The United Football Players Association (UFPA), which champions the interests of non-NFL pro football players, organized the voting process and has been leading the unionization efforts. The UFPA and USW partnered in February to advocate for players on various financial and healthcare issues while pushing for greater transparency on compensation plans and travel accommodations.
This approval comes as the Canadian Football League (CFL) and its players union agreed to a tentative labor deal last month, which ended a strike. USW also supported the CFL players association in their labor dispute.
The USW-backed USFL players union is expected to start bargaining on a labor contract once this week’s election results are officially certified by the National Relations Labor Board. All USFL players, roughly 370, were offered the chance to vote on unionization, a move that hasn’t been opposed by USFL parent company, Fox Corp. (NASDAQ: FOXA). While the league issued a statement encouraging players to not unionize, the lack of pushback early on is a different tone from around the country where major companies like Amazon and Apple have been accused of using union-busting tactics.
“At the end of the day, we want this thing to be a partnership, where we can come in as a union and bring benefits because we’ve seen the [pitfalls] we’ve had to deal with on our own,” said UFPA chairman Kenneth Farrow II, a former running back who played for defunct pro leagues such as the XFL. “We want it to be successful… This [pro] level is probably one of the only without a player’s union right now.”
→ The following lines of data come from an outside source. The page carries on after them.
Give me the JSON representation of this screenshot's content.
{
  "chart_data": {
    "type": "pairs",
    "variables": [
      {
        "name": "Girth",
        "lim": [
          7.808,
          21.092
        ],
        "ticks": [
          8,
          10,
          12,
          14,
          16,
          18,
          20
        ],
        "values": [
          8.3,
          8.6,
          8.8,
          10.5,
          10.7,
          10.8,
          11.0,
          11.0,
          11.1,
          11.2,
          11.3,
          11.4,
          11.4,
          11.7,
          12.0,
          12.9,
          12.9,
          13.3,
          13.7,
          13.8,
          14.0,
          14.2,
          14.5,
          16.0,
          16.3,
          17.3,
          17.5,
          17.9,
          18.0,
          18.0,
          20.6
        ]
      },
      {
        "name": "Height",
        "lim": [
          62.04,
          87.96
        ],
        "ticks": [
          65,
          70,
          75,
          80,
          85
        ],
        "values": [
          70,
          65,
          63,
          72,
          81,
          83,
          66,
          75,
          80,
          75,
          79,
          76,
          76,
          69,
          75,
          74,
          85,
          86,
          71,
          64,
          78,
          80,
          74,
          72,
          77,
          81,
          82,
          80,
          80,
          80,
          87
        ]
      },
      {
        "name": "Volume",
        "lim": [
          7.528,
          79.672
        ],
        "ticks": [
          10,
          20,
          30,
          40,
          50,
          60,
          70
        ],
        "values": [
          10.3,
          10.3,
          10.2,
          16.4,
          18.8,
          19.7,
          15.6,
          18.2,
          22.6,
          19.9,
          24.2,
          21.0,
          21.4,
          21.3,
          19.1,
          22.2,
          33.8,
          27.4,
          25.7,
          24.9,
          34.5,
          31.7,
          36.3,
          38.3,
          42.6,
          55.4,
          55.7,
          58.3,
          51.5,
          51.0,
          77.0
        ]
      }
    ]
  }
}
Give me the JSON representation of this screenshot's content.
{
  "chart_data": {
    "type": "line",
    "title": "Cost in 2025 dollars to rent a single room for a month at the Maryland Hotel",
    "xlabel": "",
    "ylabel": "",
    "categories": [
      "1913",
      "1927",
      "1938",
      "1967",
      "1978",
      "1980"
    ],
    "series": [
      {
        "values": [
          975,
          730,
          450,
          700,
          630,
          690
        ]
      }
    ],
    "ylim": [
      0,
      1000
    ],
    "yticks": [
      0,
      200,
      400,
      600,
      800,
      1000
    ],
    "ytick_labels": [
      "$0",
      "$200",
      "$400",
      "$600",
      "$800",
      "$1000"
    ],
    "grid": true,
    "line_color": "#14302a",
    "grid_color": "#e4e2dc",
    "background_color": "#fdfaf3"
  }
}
The union seeks to increase player compensation and expand benefits so that they’re more closely aligned with XFL 3.0, which is expected to pay its players slightly more than the USFL’s $45,000 active roster salary. The difference in compensation packages potentially impacts the market as the leagues compete for top talent. It remains to be seen if both leagues can co-exist in an already competitive entertainment space, with FOX and NBC Sports partnering with USFL while ESPN is set to broadcast XFL games starting next year.
While the focus currently is on the USFL, UFPA also wants to provide protection for XFL players, who are members of the nonprofit organization but aren’t represented through a union.
The collapse of spring leagues such as the Alliance of American Football and the last iteration of the XFL left many players without financial recourse to face unpaid travel expenses and medical bills. As these alternative pro football leagues resurface, players are looking to avoid a similar situation and want more guarantees, since history has shown the difficulty of operating a successful spring league.
“Being able to organize and a have voice in some of things that we’ve witnessed and gone through, while bringing more of a positive experience and sustainability is going to be huge,” Farrow added. “That’s especially when you have more [football] opportunities coming up on these bigger platforms.”